Insurance coverage for contraceptives?

This article appeared May 1, 2002 in the opinion page of the Philadelphia Inquirer. Leslie Anastasio, the executive director of the Pennsylvania chapter of the National Abortion Rights Action League, responded a few days later. In most states, the American Civil Liberties Union is leading the legal offensive to force Catholic institutions to pay for the contraceptives of their employees. This campaign is an important part of their Reproductive Freedom Project. See the ACLU's report entitled "Religious refusals and reproductive rights", which outlines their position on the subject. They later issued another document specifically addressing the issue of pharmacists refusal to dispense contraceptives.
Legislation has been introduced in a number of State Houses across America to force insurers to pay for the contraceptives of their workers. Politicians argue that failure to cover these services constitutes a needless burden on women. But don’t be fooled. Concern about providing more comprehensive health insurance is hardly the issue. The disturbing thread running through these bills is the intent to purge from existing law any possible recourse to conscientious objection in matters of human reproduction. And since today the Catholic Church stands alone in her opposition to contraception, one could argue that Catholic health care professionals and Catholic institutions are being singled out for harassment.
The primacy of individual conscience over the authority of the state is a foundational principle of Western culture. In the United States, this principle was challenged by the legalization of abortion in 1973. Within months of the Roe v. Wade decision, the late Senator Frank Church of Idaho passed an amendment to Federal health care legislation recognizing the right of doctors and hospitals to refrain from doing procedures felt to be morally reprehensible. The so-called “Church amendment” served as a template for state “conscience” laws that were subsequently enacted, and that currently stand in most States. These laws were hardly a legal novelty. They simply made explicit an uncontested principle implicit in legal practice for centuries.
Restriction of existing “conscience clause” laws has been attempted with varying success in the District of Columbia, California, New York, Louisiana, Illinois, Massachusetts, Maryland, Texas and other states. They are simply attempts to chip away at the integrity of individual conscience as a legal principle. Under a new, highly restrictive California law for example, the only entities allowed to object in conscience to contraceptive coverage are organizations of explicitly religious character that hire only persons of the same faith, and that devote themselves only to religious training or indoctrination. This law effectively forces Catholic hospitals, educational and charitable institutions to provide contraception to their employees, and would force them to violate state and federal anti-discrimination laws in order to qualify for an exemption. A bill with similar restrictions may soon pass in New York.
The ACLU has been a leading force in the push to restrict conscience laws around the country. Their views are clearly expressed in the document “Religious Refusals and Reproductive Rights” published this past January as part of their ongoing “Reproductive Freedom Project”. They ask, not without a stiff dose of hubris, whether or not an individual or an institution “should be allowed to refuse to provide or cover a health service based on a religious objection,” and argue that to do so in many cases can pose a health risk to the population. What they fail to recognize is that trampling on conscience is itself a cause of serious pathology. It causes schizophrenia: the split personality that results from severing the natural connection that should always exist between moral character and professional competence.

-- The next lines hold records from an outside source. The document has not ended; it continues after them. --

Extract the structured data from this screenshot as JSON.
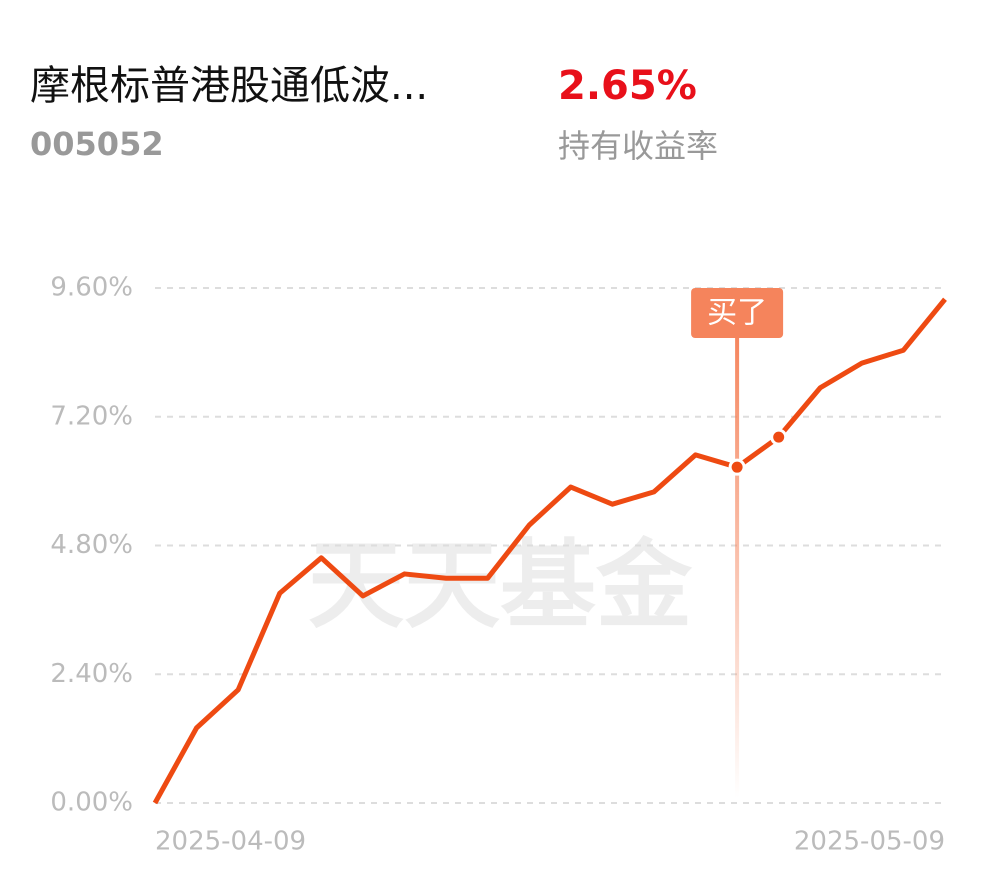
{
  "header": {
    "title": "摩根标普港股通低波...",
    "code": "005052",
    "return_value": "2.65%",
    "return_label": "持有收益率"
  },
  "chart_data": {
    "type": "line",
    "watermark": "天天基金",
    "categories": [
      "2025-04-09",
      null,
      null,
      null,
      null,
      null,
      null,
      null,
      null,
      null,
      null,
      null,
      null,
      null,
      null,
      null,
      null,
      null,
      null,
      "2025-05-09"
    ],
    "series": [
      {
        "name": "收益率",
        "color": "#ee4a12",
        "values": [
          0,
          1.4,
          2.11,
          3.91,
          4.57,
          3.86,
          4.27,
          4.19,
          4.19,
          5.18,
          5.89,
          5.57,
          5.8,
          6.49,
          6.26,
          6.82,
          7.74,
          8.2,
          8.44,
          9.39
        ]
      }
    ],
    "ylim": [
      0,
      9.6
    ],
    "yticks": [
      {
        "value": 0,
        "label": "0.00%"
      },
      {
        "value": 2.4,
        "label": "2.40%"
      },
      {
        "value": 4.8,
        "label": "4.80%"
      },
      {
        "value": 7.2,
        "label": "7.20%"
      },
      {
        "value": 9.6,
        "label": "9.60%"
      }
    ],
    "grid": true,
    "annotation": {
      "text": "买了",
      "index": 14,
      "color": "#f5845c"
    },
    "highlight": [
      14,
      15
    ]
  }
}
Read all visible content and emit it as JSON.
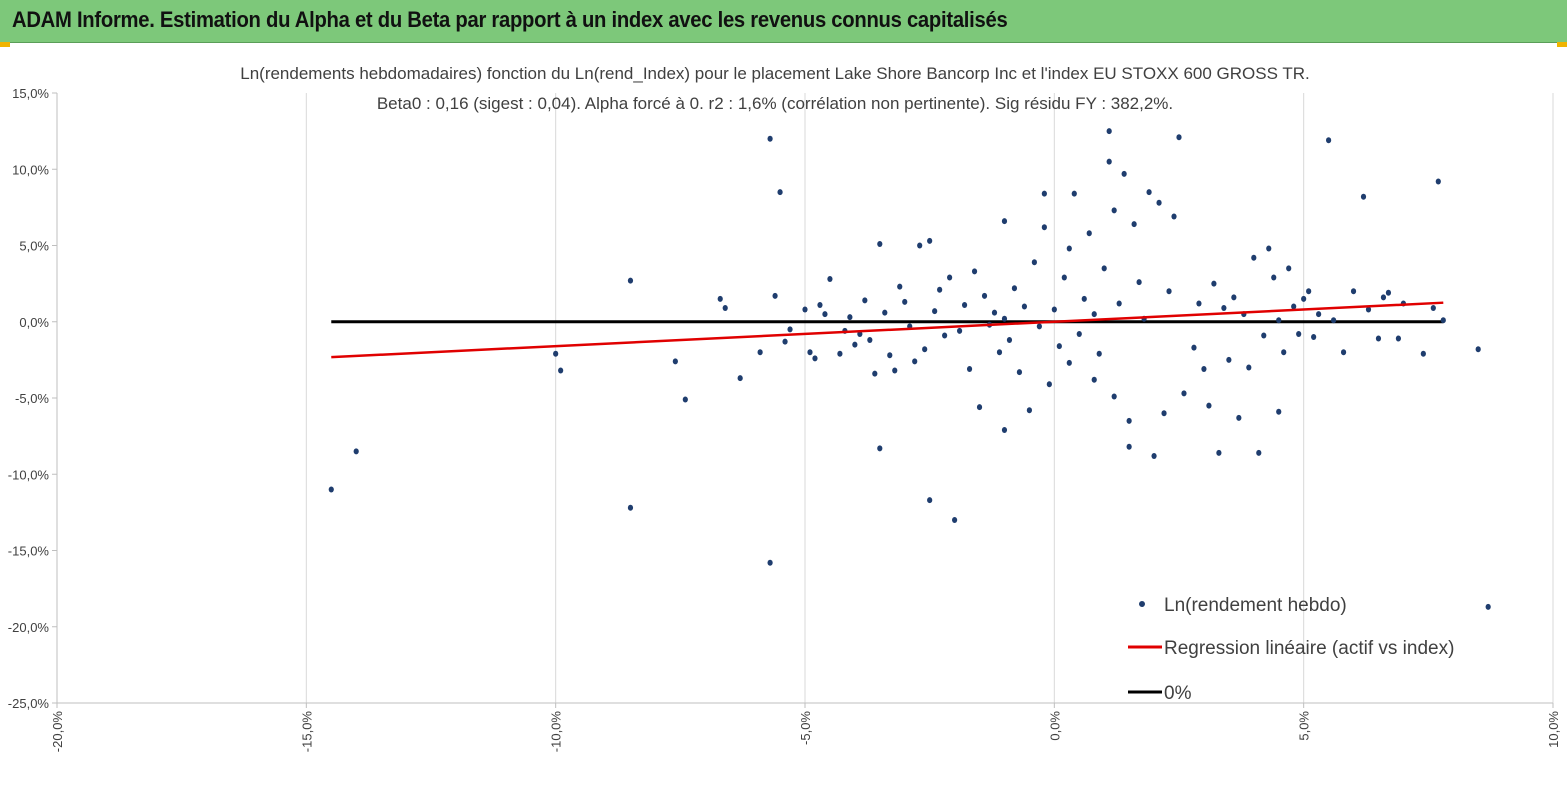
{
  "banner": {
    "title": "ADAM Informe. Estimation du Alpha et du Beta par rapport à un index avec les revenus connus capitalisés"
  },
  "colors": {
    "banner_bg": "#7dc87a",
    "points": "#1f3d6e",
    "regression": "#e00000",
    "zero_line": "#000000",
    "grid": "#d9d9d9"
  },
  "chart_data": {
    "type": "scatter",
    "title_line1": "Ln(rendements hebdomadaires) fonction du Ln(rend_Index) pour le placement Lake Shore Bancorp Inc et l'index EU STOXX 600 GROSS TR.",
    "title_line2": "Beta0 : 0,16 (sigest : 0,04).  Alpha forcé à 0. r2 : 1,6% (corrélation non pertinente). Sig résidu FY : 382,2%.",
    "xlim": [
      -0.2,
      0.1
    ],
    "ylim": [
      -0.25,
      0.15
    ],
    "x_ticks": [
      -0.2,
      -0.15,
      -0.1,
      -0.05,
      0.0,
      0.05,
      0.1
    ],
    "x_tick_labels": [
      "-20,0%",
      "-15,0%",
      "-10,0%",
      "-5,0%",
      "0,0%",
      "5,0%",
      "10,0%"
    ],
    "y_ticks": [
      0.15,
      0.1,
      0.05,
      0.0,
      -0.05,
      -0.1,
      -0.15,
      -0.2,
      -0.25
    ],
    "y_tick_labels": [
      "15,0%",
      "10,0%",
      "5,0%",
      "0,0%",
      "-5,0%",
      "-10,0%",
      "-15,0%",
      "-20,0%",
      "-25,0%"
    ],
    "grid": "vertical",
    "beta": 0.16,
    "alpha": 0,
    "regression_line": {
      "x": [
        -0.145,
        0.078
      ],
      "y": [
        -0.0232,
        0.0125
      ]
    },
    "zero_line": {
      "x": [
        -0.145,
        0.078
      ],
      "y": [
        0,
        0
      ]
    },
    "legend": {
      "position": "bottom-right",
      "entries": [
        {
          "label": "Ln(rendement hebdo)",
          "kind": "marker"
        },
        {
          "label": "Regression linéaire (actif vs index)",
          "kind": "red-line"
        },
        {
          "label": "0%",
          "kind": "black-line"
        }
      ]
    },
    "series": [
      {
        "name": "Ln(rendement hebdo)",
        "points": [
          [
            -0.145,
            -0.11
          ],
          [
            -0.14,
            -0.085
          ],
          [
            -0.1,
            -0.021
          ],
          [
            -0.099,
            -0.032
          ],
          [
            -0.085,
            0.027
          ],
          [
            -0.085,
            -0.122
          ],
          [
            -0.076,
            -0.026
          ],
          [
            -0.074,
            -0.051
          ],
          [
            -0.067,
            0.015
          ],
          [
            -0.066,
            0.009
          ],
          [
            -0.063,
            -0.037
          ],
          [
            -0.059,
            -0.02
          ],
          [
            -0.057,
            0.12
          ],
          [
            -0.056,
            0.017
          ],
          [
            -0.057,
            -0.158
          ],
          [
            -0.055,
            0.085
          ],
          [
            -0.054,
            -0.013
          ],
          [
            -0.053,
            -0.005
          ],
          [
            -0.05,
            0.008
          ],
          [
            -0.049,
            -0.02
          ],
          [
            -0.048,
            -0.024
          ],
          [
            -0.047,
            0.011
          ],
          [
            -0.046,
            0.005
          ],
          [
            -0.045,
            0.028
          ],
          [
            -0.043,
            -0.021
          ],
          [
            -0.042,
            -0.006
          ],
          [
            -0.041,
            0.003
          ],
          [
            -0.04,
            -0.015
          ],
          [
            -0.039,
            -0.008
          ],
          [
            -0.038,
            0.014
          ],
          [
            -0.037,
            -0.012
          ],
          [
            -0.036,
            -0.034
          ],
          [
            -0.035,
            0.051
          ],
          [
            -0.035,
            -0.083
          ],
          [
            -0.034,
            0.006
          ],
          [
            -0.033,
            -0.022
          ],
          [
            -0.032,
            -0.032
          ],
          [
            -0.031,
            0.023
          ],
          [
            -0.03,
            0.013
          ],
          [
            -0.029,
            -0.003
          ],
          [
            -0.028,
            -0.026
          ],
          [
            -0.027,
            0.05
          ],
          [
            -0.026,
            -0.018
          ],
          [
            -0.025,
            0.053
          ],
          [
            -0.025,
            -0.117
          ],
          [
            -0.024,
            0.007
          ],
          [
            -0.023,
            0.021
          ],
          [
            -0.022,
            -0.009
          ],
          [
            -0.021,
            0.029
          ],
          [
            -0.02,
            -0.13
          ],
          [
            -0.019,
            -0.006
          ],
          [
            -0.018,
            0.011
          ],
          [
            -0.017,
            -0.031
          ],
          [
            -0.016,
            0.033
          ],
          [
            -0.015,
            -0.056
          ],
          [
            -0.014,
            0.017
          ],
          [
            -0.013,
            -0.002
          ],
          [
            -0.012,
            0.006
          ],
          [
            -0.011,
            -0.02
          ],
          [
            -0.01,
            0.002
          ],
          [
            -0.01,
            0.066
          ],
          [
            -0.01,
            -0.071
          ],
          [
            -0.009,
            -0.012
          ],
          [
            -0.008,
            0.022
          ],
          [
            -0.007,
            -0.033
          ],
          [
            -0.006,
            0.01
          ],
          [
            -0.005,
            -0.058
          ],
          [
            -0.004,
            0.039
          ],
          [
            -0.003,
            -0.003
          ],
          [
            -0.002,
            0.062
          ],
          [
            -0.002,
            0.084
          ],
          [
            -0.001,
            -0.041
          ],
          [
            0.0,
            0.008
          ],
          [
            0.001,
            -0.016
          ],
          [
            0.002,
            0.029
          ],
          [
            0.003,
            0.048
          ],
          [
            0.003,
            -0.027
          ],
          [
            0.004,
            0.084
          ],
          [
            0.005,
            -0.008
          ],
          [
            0.006,
            0.015
          ],
          [
            0.007,
            0.058
          ],
          [
            0.008,
            -0.038
          ],
          [
            0.008,
            0.005
          ],
          [
            0.009,
            -0.021
          ],
          [
            0.01,
            0.035
          ],
          [
            0.011,
            0.125
          ],
          [
            0.011,
            0.105
          ],
          [
            0.012,
            0.073
          ],
          [
            0.012,
            -0.049
          ],
          [
            0.013,
            0.012
          ],
          [
            0.014,
            0.097
          ],
          [
            0.015,
            -0.065
          ],
          [
            0.015,
            -0.082
          ],
          [
            0.016,
            0.064
          ],
          [
            0.017,
            0.026
          ],
          [
            0.018,
            0.002
          ],
          [
            0.019,
            0.085
          ],
          [
            0.02,
            -0.088
          ],
          [
            0.021,
            0.078
          ],
          [
            0.022,
            -0.06
          ],
          [
            0.023,
            0.02
          ],
          [
            0.024,
            0.069
          ],
          [
            0.025,
            0.121
          ],
          [
            0.026,
            -0.047
          ],
          [
            0.028,
            -0.017
          ],
          [
            0.029,
            0.012
          ],
          [
            0.03,
            -0.031
          ],
          [
            0.031,
            -0.055
          ],
          [
            0.032,
            0.025
          ],
          [
            0.033,
            -0.086
          ],
          [
            0.034,
            0.009
          ],
          [
            0.035,
            -0.025
          ],
          [
            0.036,
            0.016
          ],
          [
            0.037,
            -0.063
          ],
          [
            0.038,
            0.005
          ],
          [
            0.039,
            -0.03
          ],
          [
            0.04,
            0.042
          ],
          [
            0.041,
            -0.086
          ],
          [
            0.042,
            -0.009
          ],
          [
            0.043,
            0.048
          ],
          [
            0.044,
            0.029
          ],
          [
            0.045,
            -0.059
          ],
          [
            0.045,
            0.001
          ],
          [
            0.046,
            -0.02
          ],
          [
            0.047,
            0.035
          ],
          [
            0.048,
            0.01
          ],
          [
            0.049,
            -0.008
          ],
          [
            0.05,
            0.015
          ],
          [
            0.051,
            0.02
          ],
          [
            0.052,
            -0.01
          ],
          [
            0.053,
            0.005
          ],
          [
            0.055,
            0.119
          ],
          [
            0.056,
            0.001
          ],
          [
            0.058,
            -0.02
          ],
          [
            0.06,
            0.02
          ],
          [
            0.062,
            0.082
          ],
          [
            0.063,
            0.008
          ],
          [
            0.065,
            -0.011
          ],
          [
            0.066,
            0.016
          ],
          [
            0.067,
            0.019
          ],
          [
            0.069,
            -0.011
          ],
          [
            0.07,
            0.012
          ],
          [
            0.074,
            -0.021
          ],
          [
            0.076,
            0.009
          ],
          [
            0.077,
            0.092
          ],
          [
            0.078,
            0.001
          ],
          [
            0.085,
            -0.018
          ],
          [
            0.087,
            -0.187
          ]
        ]
      }
    ]
  }
}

By forcing someone to perform actions that are morally repugnant to them, an unnatural split is introduced between “competence” – the technical ability to perform actions well – and “character” – the moral disposition of the person performing the action. If the legal recognition of conscientious objection is abolished, then the disintegration of the human person is the inevitable result, because conscience is the glue that holds moral character and professional competence together. To respect personal conscience is the only way to promote personal integrity. Only if a government fosters this unity of life can its citizens prosper.
The ACLU also argues that the “right to refuse” prescription of contraceptives –- or for that matter, to refuse sterilizations or abortions -- implies a pre-existing duty to provide these interventions. So according to the ACLU, “conscientious objection” is merely the benevolent state granting some religiously-minded citizens permission to be negligent. To them, “morality” is an arbitrary and malleable legal construct determined by the ruling majority, and a minority opinion may be tolerated as long as it does not inconvenience others.
While the Catholic Church is bearing the brunt of these not-so-subtle assaults on conscience, we need to recognize that this is not “just a religious issue”. It is a universal, human issue with broad implications for all of us. The state does not confer on its citizens the “right” to follow the dictates of conscience. To follow one’s conscience is a duty founded on the inherent moral nature of the human person. When our conscience makes a judgment regarding the morality of an action, we are bound by the verdict. In allowing for conscientious objection, the state merely acknowledges that the moral duty imposed on us by our conscience cannot be violated. It’s not that private conscience is infallible. It is not. Conscience must always refer to an objective truth that transcends the individual, applies to all, and points the way to personal fulfillment. The well-formed conscience, not “majority rules”, is the best moral guide we have. Respect for conscientious objection is simply the acknowledgement of the inalienable right of citizens to be free from external constraint by political authority in religious matters. Safeguarding conscientious objection, especially in matters of faith and morals, is never an obstacle to civil liberty.